I was never the biggest fan of Barth. I read everything up to and including Letters, his exhausting epistolary novel, and of the bunch I only enjoyed The Sot Weed Factor unreservedly. It's rollicking and also works as a fine example of the thing it's parodying. I found stuff to enjoy in the rest, but Barth really began to lose me with the final novella in Chimera, whose endless involutions made it unreadable, and then with Letters, which had the sad effect of ruining even the parts of his previous books that I did like as it replayed them at endless length. I gave up on him there. Looks like the book world felt the same, as his popular readership largely dried up and he felt more and more marginal to the critical conversation after the 70s ended. I've heard good notices of his 90s novel, The Story of Somebody the Sailor, tho'.
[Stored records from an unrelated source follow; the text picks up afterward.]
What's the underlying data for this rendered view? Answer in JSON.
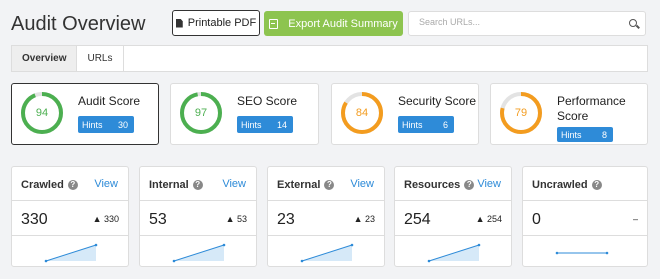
{
  "header": {
    "title": "Audit Overview",
    "pdf_label": "Printable PDF",
    "export_label": "Export Audit Summary",
    "search_placeholder": "Search URLs..."
  },
  "tabs": [
    {
      "label": "Overview",
      "active": true
    },
    {
      "label": "URLs",
      "active": false
    }
  ],
  "scores": [
    {
      "label": "Audit Score",
      "value": "94",
      "percent": 94,
      "hints_label": "Hints",
      "hints": "30",
      "color": "#4caf50",
      "selected": true
    },
    {
      "label": "SEO Score",
      "value": "97",
      "percent": 97,
      "hints_label": "Hints",
      "hints": "14",
      "color": "#4caf50",
      "selected": false
    },
    {
      "label": "Security Score",
      "value": "84",
      "percent": 84,
      "hints_label": "Hints",
      "hints": "6",
      "color": "#f39c1f",
      "selected": false
    },
    {
      "label": "Performance Score",
      "value": "79",
      "percent": 79,
      "hints_label": "Hints",
      "hints": "8",
      "color": "#f39c1f",
      "selected": false
    }
  ],
  "stats": [
    {
      "name": "Crawled",
      "view": "View",
      "value": "330",
      "delta": "▲ 330",
      "trend": "up"
    },
    {
      "name": "Internal",
      "view": "View",
      "value": "53",
      "delta": "▲ 53",
      "trend": "up"
    },
    {
      "name": "External",
      "view": "View",
      "value": "23",
      "delta": "▲ 23",
      "trend": "up"
    },
    {
      "name": "Resources",
      "view": "View",
      "value": "254",
      "delta": "▲ 254",
      "trend": "up"
    },
    {
      "name": "Uncrawled",
      "view": "",
      "value": "0",
      "delta": "–",
      "trend": "flat"
    }
  ],
  "colors": {
    "accent_blue": "#2e8bd8",
    "export_green": "#8dc44f",
    "good_green": "#4caf50",
    "warn_orange": "#f39c1f"
  }
}
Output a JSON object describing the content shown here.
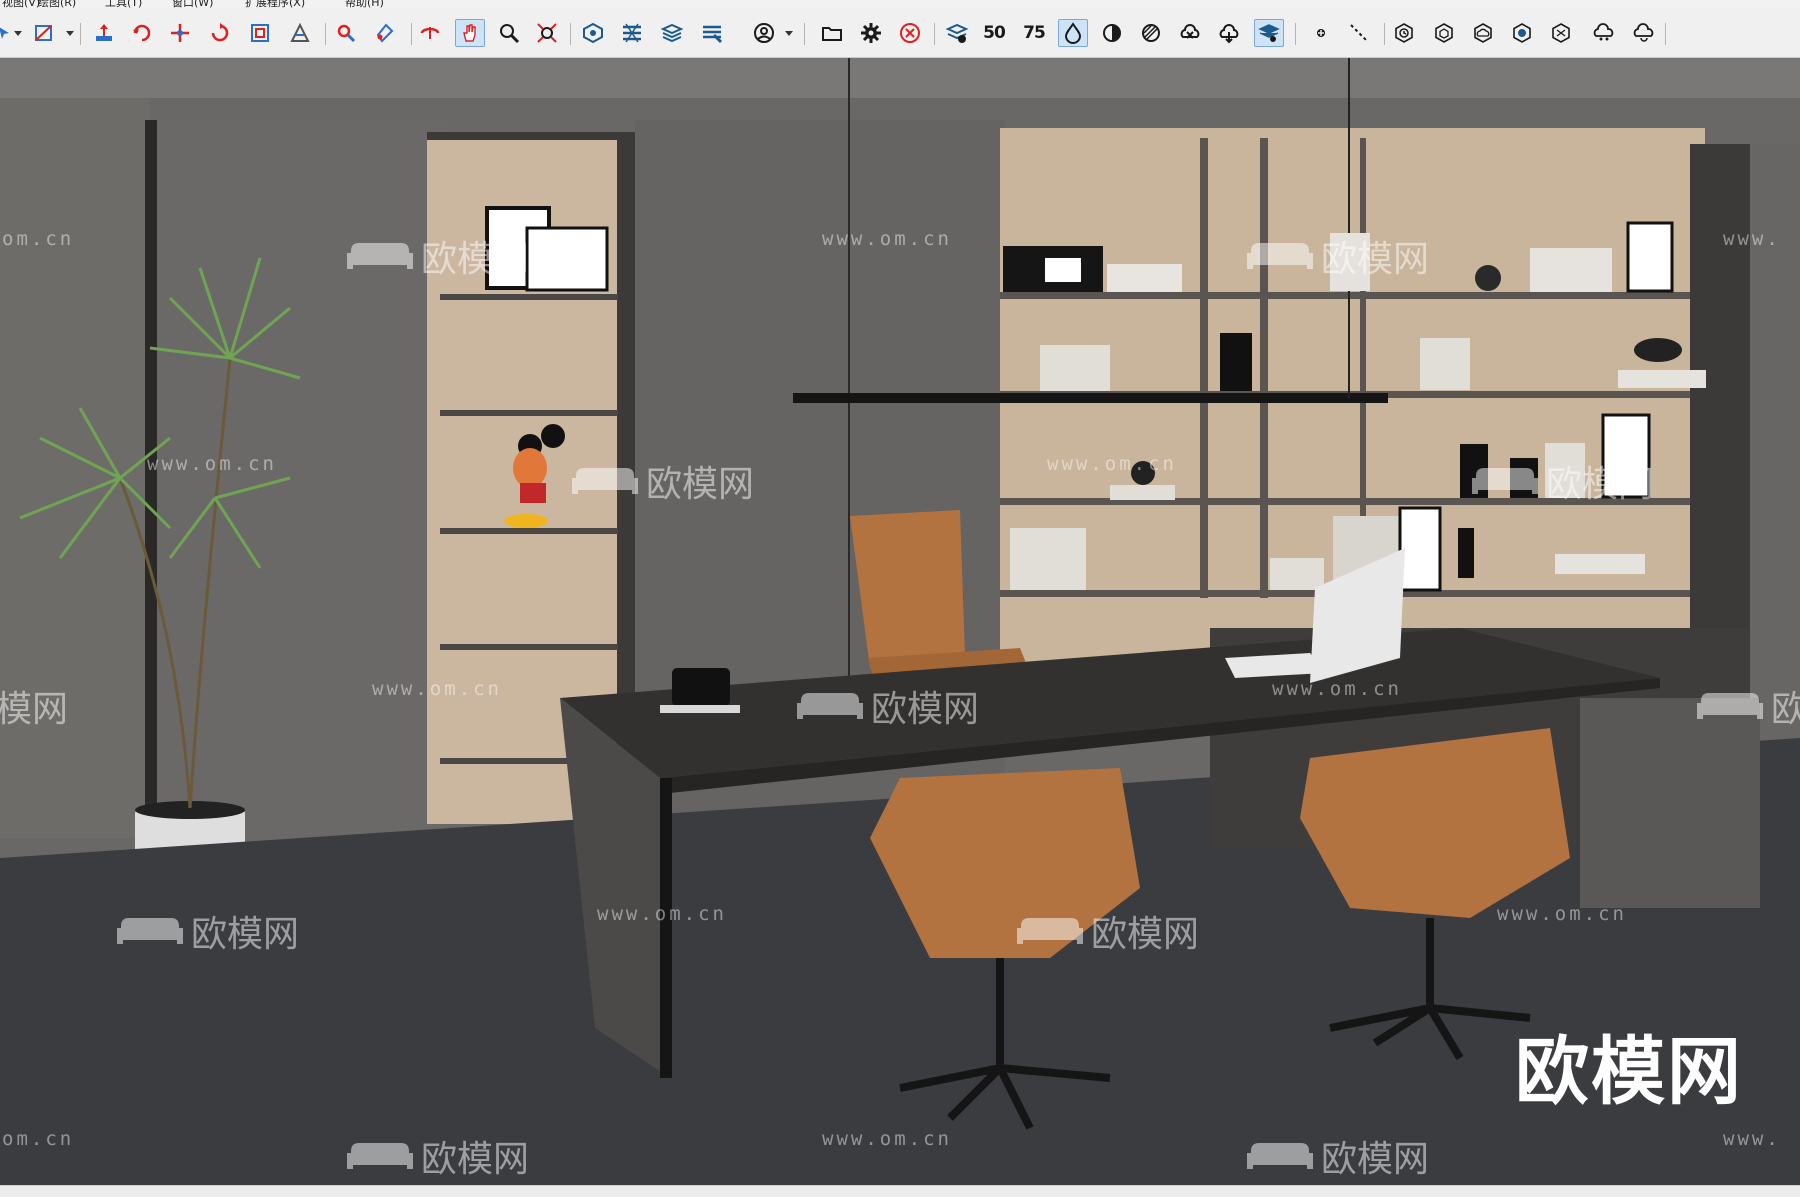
{
  "menubar": {
    "items": [
      "视图(V)",
      "绘图(R)",
      "工具(T)",
      "窗口(W)",
      "扩展程序(X)",
      "帮助(H)"
    ]
  },
  "toolbar": {
    "buttons": [
      {
        "name": "select-arrow-icon"
      },
      {
        "name": "rectangle-tool-icon"
      },
      {
        "name": "move-tool-icon"
      },
      {
        "name": "rotate-tool-icon"
      },
      {
        "name": "scale-tool-icon"
      },
      {
        "name": "offset-tool-icon"
      },
      {
        "name": "follow-me-icon"
      },
      {
        "name": "tape-measure-icon"
      },
      {
        "name": "text-tool-icon"
      },
      {
        "name": "paint-bucket-icon"
      },
      {
        "name": "orbit-icon"
      },
      {
        "name": "pan-hand-icon",
        "active": true
      },
      {
        "name": "zoom-icon"
      },
      {
        "name": "zoom-extents-icon"
      },
      {
        "name": "component-layers-icon"
      },
      {
        "name": "explode-icon"
      },
      {
        "name": "stack-layers-icon"
      },
      {
        "name": "stack-layers-2-icon"
      },
      {
        "name": "user-circle-icon"
      },
      {
        "name": "folder-open-icon"
      },
      {
        "name": "gear-icon"
      },
      {
        "name": "close-circle-icon"
      },
      {
        "name": "layers-view-icon"
      },
      {
        "name": "percent-50-icon",
        "label": "50"
      },
      {
        "name": "percent-75-icon",
        "label": "75"
      },
      {
        "name": "drop-shape-icon",
        "active": true
      },
      {
        "name": "half-circle-icon"
      },
      {
        "name": "hatched-circle-icon"
      },
      {
        "name": "cross-cloud-icon"
      },
      {
        "name": "cloud-download-icon"
      },
      {
        "name": "layer-touch-icon",
        "active": true
      },
      {
        "name": "dot-icon"
      },
      {
        "name": "dashed-line-icon"
      },
      {
        "name": "hex-clock-icon"
      },
      {
        "name": "hex-outline-icon"
      },
      {
        "name": "cloud-hex-icon"
      },
      {
        "name": "hex-globe-icon"
      },
      {
        "name": "hex-scissor-icon"
      },
      {
        "name": "cloud-share-icon"
      },
      {
        "name": "cloud-refresh-icon"
      }
    ]
  },
  "watermarks": {
    "url_text": "www.om.cn",
    "url_partial": "om.cn",
    "url_partial_right": "www.",
    "brand_text": "欧模网",
    "brand_partial": "欧模网"
  },
  "brand_mark": "欧模网",
  "colors": {
    "toolbar_bg": "#f0f0f0",
    "wall": "#6a6866",
    "wood": "#c7b39d",
    "chair_leather": "#b37340",
    "desk": "#3a3836",
    "floor": "#3b3d40"
  }
}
Seems like he was writing up to the end. He hadn't published a work of fiction since 2011, but he put out a nonfiction book in 2022.

beamish14
Joined: Fri May 18, 2018 3:07 pm

Re: Passages

#11538 Post by beamish14 » Wed Apr 03, 2024 10:29 am

Christopher Durang, one of the most gifted American playwrights of our time. Most well-known for Beyond Therapy, which was adapted into a 1987 film by Robert Altman

User avatar
GaryC
Joined: Fri Mar 28, 2008 3:56 pm
Location: Aldershot, Hampshire, UK

Re: Passages

#11539 Post by GaryC » Thu Apr 04, 2024 3:45 am

Mr Sausage wrote:
Wed Apr 03, 2024 10:10 am
I guess that just leaves Pynchon and Coover of that group of big American postmodernists
Given that this is a film/TV forum, one characteristic of those writers is that their work must be very hard if not impossible to adapt. There's only been the one version of Barth, one novel of Pynchon (plus a documentary on the V2 rocket including dramatised scenes from Gravity's Rainbow), and for Coover one short film based on one short story. If Kurt Vonnegut counted as one of that group, he did rather better with film/TV adaptations, not forgetting his jokey cameo as himself in Back to School (1986).

beamish14
Joined: Fri May 18, 2018 3:07 pm

Re: Passages

#11540 Post by beamish14 » Thu Apr 04, 2024 11:30 am

GaryC wrote:
Thu Apr 04, 2024 3:45 am
Mr Sausage wrote:
Wed Apr 03, 2024 10:10 am
I guess that just leaves Pynchon and Coover of that group of big American postmodernists
Given that this is a film/TV forum, one characteristic of those writers is that their work must be very hard if not impossible to adapt. There's only been the one version of Barth, one novel of Pynchon (plus a documentary on the V2 rocket including dramatised scenes from Gravity's Rainbow), and for Coover one short film based on one short story. If Kurt Vonnegut counted as one of that group, he did rather better with film/TV adaptations, not forgetting his jokey cameo as himself in Back to School (1986).
Vonnegut was all business when it came to film adaptations of his work. He really didn’t interfere or care much provided that the money was right

User avatar
Walter Kurtz
Joined: Sat Jul 25, 2020 3:03 pm

Re: Passages

#11541 Post by Walter Kurtz » Thu Apr 04, 2024 11:40 am

What's the name of the doc with G---R--- recreations?

beamish14
Joined: Fri May 18, 2018 3:07 pm

Re: Passages

#11542 Post by beamish14 » Thu Apr 04, 2024 12:29 pm

Walter Kurtz wrote:
Thu Apr 04, 2024 11:40 am
What's the name of the doc with G---R--- recreations?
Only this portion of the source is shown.